Speaking in Tongues
“Aren’t we a pair, Tate? Guns, private eyes.”
He said, “Bett, I’m sorry. About before.”
She shook her head. “No,” she said firmly. “There was truth in what you said.”
They drove in silence for several moments.
She sighed then asked reflectively, “Do you like your life?”
He glanced at her. Responded: “Sure.”
“Just sure?”
“How much more can you be than sure?”
“You can be convincing,” she said.
“What’s life,” he asked, “but ups and downs?”
“You ever get lonely?”
Ah, there’s a question for you. . . . Sometimes the women would stay the night, sometimes they’d leave. Sometimes they decided to return to their husbands or lovers or leave him for other men, sometimes they’d talk about getting divorced and sometimes they were single, unattached and waiting for a ring. Sometimes they’d introduce Tate to their parents or their cautious-eyed children or, if they had none, talk about how much they wanted youngsters. A boy first, they’d invariably say, and then a girl.
They all faded from his life and, yes, most nights he was lonely.
“I keep pretty busy,” he said. “You?”
She said quickly, “I’m busy too. Everybody needs interior design.”
“Sure,” he agreed. “Things working out well with Brad?”
“Oh, Brad’s a dear. He’s a real gentleman. You don’t see many of them. You were one. I mean, you still are.” She laughed. “You know, I keep expecting to see you on Court TV,” she said. “Prosecuting serial killers or terrorists or something. Channel Nine loved you. You gave great interviews.”
“Those were the days.”
“Why’d you quit practice?”
He kept his hands at ten to two on the wheel and his eyes straight ahead.
“Tate?” she repeated.
“Prosecuting’s a young man’s game,” he said. Thinking he was the epitome of credibility.

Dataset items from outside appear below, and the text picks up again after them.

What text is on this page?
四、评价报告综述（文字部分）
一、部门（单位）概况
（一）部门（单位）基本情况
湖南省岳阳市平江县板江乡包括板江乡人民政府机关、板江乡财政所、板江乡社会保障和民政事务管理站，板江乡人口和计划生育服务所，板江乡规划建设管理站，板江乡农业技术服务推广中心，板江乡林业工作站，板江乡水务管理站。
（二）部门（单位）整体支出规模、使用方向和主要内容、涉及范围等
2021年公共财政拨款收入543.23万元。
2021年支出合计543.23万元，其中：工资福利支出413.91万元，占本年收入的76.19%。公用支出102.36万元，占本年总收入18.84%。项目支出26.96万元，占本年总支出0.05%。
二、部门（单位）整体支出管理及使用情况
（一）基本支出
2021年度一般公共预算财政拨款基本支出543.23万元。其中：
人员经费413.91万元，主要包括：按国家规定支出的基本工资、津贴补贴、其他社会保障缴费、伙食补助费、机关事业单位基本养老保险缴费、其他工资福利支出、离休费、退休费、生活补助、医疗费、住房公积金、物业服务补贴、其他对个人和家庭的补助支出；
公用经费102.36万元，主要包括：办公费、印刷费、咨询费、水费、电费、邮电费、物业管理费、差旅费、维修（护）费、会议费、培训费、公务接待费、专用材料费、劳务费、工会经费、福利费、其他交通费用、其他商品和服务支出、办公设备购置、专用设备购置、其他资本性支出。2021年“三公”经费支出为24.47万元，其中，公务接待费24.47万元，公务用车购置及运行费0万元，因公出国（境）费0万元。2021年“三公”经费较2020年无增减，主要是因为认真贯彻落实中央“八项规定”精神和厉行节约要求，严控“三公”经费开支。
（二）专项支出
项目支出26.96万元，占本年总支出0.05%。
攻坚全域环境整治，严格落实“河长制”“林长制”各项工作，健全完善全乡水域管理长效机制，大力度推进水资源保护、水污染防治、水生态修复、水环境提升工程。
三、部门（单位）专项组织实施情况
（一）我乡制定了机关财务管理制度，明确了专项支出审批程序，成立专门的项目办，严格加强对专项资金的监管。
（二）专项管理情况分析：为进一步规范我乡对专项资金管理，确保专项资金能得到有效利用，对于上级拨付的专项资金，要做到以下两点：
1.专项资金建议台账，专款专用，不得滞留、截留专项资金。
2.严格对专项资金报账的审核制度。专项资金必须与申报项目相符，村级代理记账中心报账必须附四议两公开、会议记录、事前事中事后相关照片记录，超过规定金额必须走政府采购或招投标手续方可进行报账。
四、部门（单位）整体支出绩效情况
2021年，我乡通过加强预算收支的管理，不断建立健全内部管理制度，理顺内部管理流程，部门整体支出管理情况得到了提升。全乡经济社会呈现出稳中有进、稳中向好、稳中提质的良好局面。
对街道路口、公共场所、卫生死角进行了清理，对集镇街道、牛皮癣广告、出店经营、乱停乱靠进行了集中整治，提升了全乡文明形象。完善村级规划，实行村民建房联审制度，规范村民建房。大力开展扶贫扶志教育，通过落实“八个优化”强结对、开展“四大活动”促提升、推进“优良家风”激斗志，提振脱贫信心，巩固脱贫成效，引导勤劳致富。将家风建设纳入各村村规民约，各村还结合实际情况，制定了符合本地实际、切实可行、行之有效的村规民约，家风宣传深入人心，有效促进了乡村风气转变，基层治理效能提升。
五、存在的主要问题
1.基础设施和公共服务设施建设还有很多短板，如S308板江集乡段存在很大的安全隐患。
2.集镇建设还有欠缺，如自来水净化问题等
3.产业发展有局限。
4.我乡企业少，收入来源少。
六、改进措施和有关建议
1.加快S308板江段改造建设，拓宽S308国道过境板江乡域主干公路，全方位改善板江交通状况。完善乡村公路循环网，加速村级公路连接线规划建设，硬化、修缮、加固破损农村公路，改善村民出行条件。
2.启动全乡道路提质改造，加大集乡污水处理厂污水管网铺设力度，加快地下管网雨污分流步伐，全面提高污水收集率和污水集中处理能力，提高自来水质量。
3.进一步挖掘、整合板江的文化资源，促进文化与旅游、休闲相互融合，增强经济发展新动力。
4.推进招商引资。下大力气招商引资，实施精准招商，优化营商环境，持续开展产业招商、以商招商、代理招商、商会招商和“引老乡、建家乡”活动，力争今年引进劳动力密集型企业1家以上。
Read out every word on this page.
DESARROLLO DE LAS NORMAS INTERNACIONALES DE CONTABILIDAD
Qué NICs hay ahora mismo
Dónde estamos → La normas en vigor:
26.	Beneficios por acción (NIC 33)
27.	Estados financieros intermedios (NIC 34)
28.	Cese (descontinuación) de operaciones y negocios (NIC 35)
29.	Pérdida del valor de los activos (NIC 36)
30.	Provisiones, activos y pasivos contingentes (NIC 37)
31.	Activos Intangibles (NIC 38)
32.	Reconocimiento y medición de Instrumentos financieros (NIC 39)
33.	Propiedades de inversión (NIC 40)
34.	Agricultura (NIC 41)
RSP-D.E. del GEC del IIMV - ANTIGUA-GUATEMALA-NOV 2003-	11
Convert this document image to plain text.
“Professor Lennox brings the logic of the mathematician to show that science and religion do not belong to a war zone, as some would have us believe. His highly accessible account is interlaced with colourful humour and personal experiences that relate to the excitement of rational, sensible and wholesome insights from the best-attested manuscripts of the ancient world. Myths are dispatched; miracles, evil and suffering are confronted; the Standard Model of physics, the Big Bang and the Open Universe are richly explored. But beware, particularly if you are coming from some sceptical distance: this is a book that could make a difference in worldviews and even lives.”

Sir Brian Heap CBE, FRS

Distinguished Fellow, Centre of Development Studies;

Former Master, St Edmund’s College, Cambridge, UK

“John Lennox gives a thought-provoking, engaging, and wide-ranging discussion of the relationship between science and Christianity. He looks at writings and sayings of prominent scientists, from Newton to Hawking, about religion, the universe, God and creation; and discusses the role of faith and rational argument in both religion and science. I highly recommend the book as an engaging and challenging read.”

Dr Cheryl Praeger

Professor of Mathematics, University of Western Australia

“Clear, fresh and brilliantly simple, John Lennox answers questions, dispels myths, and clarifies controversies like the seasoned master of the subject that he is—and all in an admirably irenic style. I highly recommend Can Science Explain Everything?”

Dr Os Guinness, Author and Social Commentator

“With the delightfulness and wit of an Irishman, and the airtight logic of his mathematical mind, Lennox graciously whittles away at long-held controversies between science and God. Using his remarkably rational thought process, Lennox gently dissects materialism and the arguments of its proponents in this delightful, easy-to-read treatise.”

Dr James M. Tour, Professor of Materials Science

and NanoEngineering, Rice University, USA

But Bett said, “That’s an answer. But not the answer.”
“I didn’t quit practice.”
“You know what I mean. You were the best in the state. Remember those rumors that you’d get that job you wanted?”
Solicitor general—the lawyer who represented the government in cases before the Supreme Court—the most important forensic orator in the country. Tate’s grandfather had always hoped his grandson might get that job. And Tate himself had for years had his sights on that job.
“I wanted to spend more time on the farm.”
“Bullshit.” Well, this was definitely a new Bett McCall. The ethereal angel had come to earth with muddy cheeks. “Why won’t you tell me?”
“Okay. I lost my taste for blood,” he explained. “I prosecuted a capital case. I won. And I wished I hadn’t.”
Bett had been deeply ashamed that while they were married Tate had sent six men to death row in Jarratt, Virginia. Her horror at this achievement had always seemed ironic to him for she believed in the immortality of souls and Tate did not.
“He was innocent?” she asked.
“No, no. It was more complicated than that. He killed the victim. There was no question about that. But he was probably only guilty of manslaughter at best. Criminally negligent homicide, most likely. The defense offered a plea—probation and counseling.I rejected it and went for lethal injection. The jury gave him life imprisonment. The first week he was in prison, he was killed by other inmates. Actually”—his voice caught—“he was tortured and then he died.”
“God, Tate.”
What a man hears, he may doubt . . .
“I talked him to death, Bett. I conjured the jurors. I had the gift on my side, not the law. And he’s dead when he shouldn’t be. If he’d been out of prison, had some help, he’d be alive now and probably a fine person.”
But what he does, he cannot doubt.
He waited for her disgust or anger.
But she said only, “I’m sorry.” He looked at her and saw not pity or remorse but simple regret at his pain. “They fired you? The commonwealth’s attorney’s office?”
“Oh, no. No. I just quit.”
“I never heard about it.”
“Small case. Not really newsworthy. The story died on the Metro page.”
Staring at the road, Tate confessed, “You know something?”
He felt Bett’s head turn toward him.
He continued, “I wanted to tell you about what happened. When I heard that he’d died I reached for the phone to call you—before anybody else. Even before Konnie. I hadn’t seen you in over a year. Two years maybe. But you were the one I wanted to tell.”